University President Jeffrey F. Bullock today announced the distribution of a major investment in academic programs by University Board Chair Joseph and Linda Chlapaty.  Over $6 million in funding, a gift from the Chlapatys, will be used to support the establishment of endowed academic chairs for the undergraduate college in chemistry, mathematics, economics, and for the seminary in church renewal.  A summer research fellowship in science and mathematics has also been created in the undergraduate college.

President Bullock together with Mark Ward, vice president and dean of the college, and Bradley Longfield, vice president and dean of the seminary, will join Joseph and Linda Chlapaty for a public announcement on Monday, October 24, 2011 at 4:00 p.m. in Steffens Hall of the Charles and Romona Myers Center on the University campus.

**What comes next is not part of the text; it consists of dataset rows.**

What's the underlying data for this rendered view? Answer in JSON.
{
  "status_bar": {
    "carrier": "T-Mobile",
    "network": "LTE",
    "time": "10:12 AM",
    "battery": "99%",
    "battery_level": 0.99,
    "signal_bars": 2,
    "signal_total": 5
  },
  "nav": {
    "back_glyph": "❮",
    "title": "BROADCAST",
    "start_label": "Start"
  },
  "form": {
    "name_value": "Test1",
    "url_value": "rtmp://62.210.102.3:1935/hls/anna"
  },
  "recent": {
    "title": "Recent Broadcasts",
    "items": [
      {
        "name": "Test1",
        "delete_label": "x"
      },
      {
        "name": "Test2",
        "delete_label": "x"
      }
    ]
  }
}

"All of us on this campus continue to be encouraged, energized, and amazed at the dedication, commitment, and financial support that Joe and Linda Chlapaty have provided for the University of Dubuque," stated President Bullock.  "From one of the darkest hours in the University's history through the University's growth and development over the past thirteen years, Joe and Linda have never wavered in their passion for our students, faculty, and staff, and for this wonderful place.

The naming of these endowed chairs honors teachers from the University's history who have made a real difference in the lives of the students whom they taught - inspiring students to believe in themselves and challenging them to consider how they, too,  might be of service to their church and the world. Teachers and students are gifts to one another; Joe and Linda Chlapaty are gifts to us all."

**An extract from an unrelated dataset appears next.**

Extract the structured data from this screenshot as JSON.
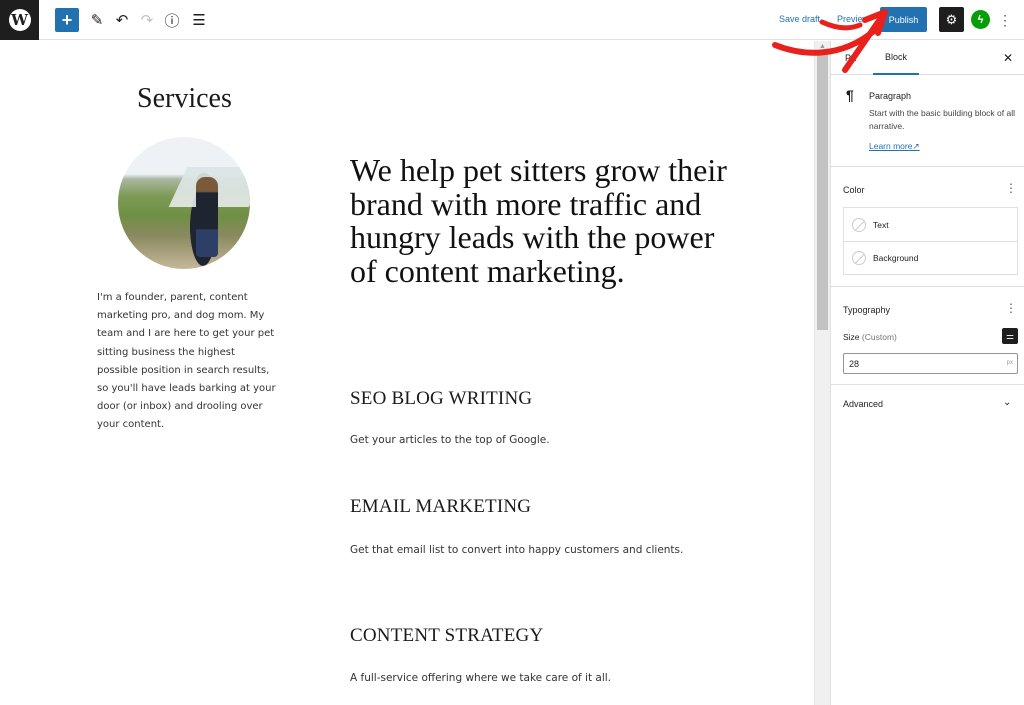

Three endowed chairs will undergird the transforming work of the undergraduate college:

The Dorothy Taylor Chair in Chemistry recognizes the importance of chemistry in the undergraduate learning experience and promotes the vibrant and rigorous study of chemistry.  Dorothy Taylor taught chemistry at UD for 35 years, was awarded four National Science Foundation grants during her tenure, and was named professor emerita upon her retirement in 1977.

The Hazel Rothlisberger Chair in Mathematics acknowledges the significance of the study of mathematics and the development of competencies across a range of aspects in this field which is a keystone of excellence across various disciplines.  Hazel Rothlisberger taught mathematics at UD for 33 years, helped train Naval officer candidates during World War II V-12 program on campus, was awarded a National Science Foundation Fellowship in mathematics at Iowa State University, and was named professor emerita in 1976 and continued teaching undergraduates.

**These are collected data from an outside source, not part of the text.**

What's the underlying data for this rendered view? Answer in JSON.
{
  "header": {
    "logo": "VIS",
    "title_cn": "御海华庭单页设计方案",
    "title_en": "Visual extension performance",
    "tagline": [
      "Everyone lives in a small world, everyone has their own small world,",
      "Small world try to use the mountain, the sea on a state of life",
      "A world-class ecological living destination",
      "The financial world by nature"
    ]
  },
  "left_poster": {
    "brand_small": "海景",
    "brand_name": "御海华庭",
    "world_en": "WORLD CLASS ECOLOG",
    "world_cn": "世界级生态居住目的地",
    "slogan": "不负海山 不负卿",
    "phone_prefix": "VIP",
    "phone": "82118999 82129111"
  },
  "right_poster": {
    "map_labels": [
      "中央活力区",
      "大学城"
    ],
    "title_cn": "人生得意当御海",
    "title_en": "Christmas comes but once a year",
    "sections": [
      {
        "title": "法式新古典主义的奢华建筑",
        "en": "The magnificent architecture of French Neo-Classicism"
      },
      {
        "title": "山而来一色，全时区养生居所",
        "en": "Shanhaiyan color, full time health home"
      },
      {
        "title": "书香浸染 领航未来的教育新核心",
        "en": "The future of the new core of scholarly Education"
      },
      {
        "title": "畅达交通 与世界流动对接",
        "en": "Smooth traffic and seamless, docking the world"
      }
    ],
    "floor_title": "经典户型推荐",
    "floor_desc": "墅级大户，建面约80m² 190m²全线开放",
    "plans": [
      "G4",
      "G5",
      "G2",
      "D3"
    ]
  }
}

The Ruben Austin Chair in Economics recognizes the consequence of developing an understanding of how societies distribute and produce goods and services, as well as a consideration of the political and ethical values that guide social and individual choice.  Ruben Austin taught economics at UD for 14 years at three different periods in his career, was known as a dynamic, interesting, and witty lecturer who inspired all those who came in contact with him, was named professor emeritus in 1986 and continued teaching undergraduates.

One endowed chair will strengthen the influence of the seminary in the wider church:

The Joseph and Linda Chlapaty Research Chair in Church Renewal affirms the importance of scholarly research in the theological disciplines and values the leadership of the University of Dubuque Theological Seminary in teaching and publication that contributes to the renewal of the church in the United States and abroad.

Additionally, The Joseph and Linda Chlapaty Summer Research Fellowship has been established.  The fellowship is open to rising sophomores and rising juniors who are majoring in the sciences and mathematics.  This competitive program will provide students an opportunity to demonstrate strength in independent scientific research, to participate in directed preparation for graduate school entrance examinations (e.g. MCAT, GRE), and to develop a network of professional relationships with graduate schools and science professionals in the region.

The Monday, October 24 announcement at 4:00 p.m. in Steffens Hall (Myers Center) is open to the public, and refreshments will be served.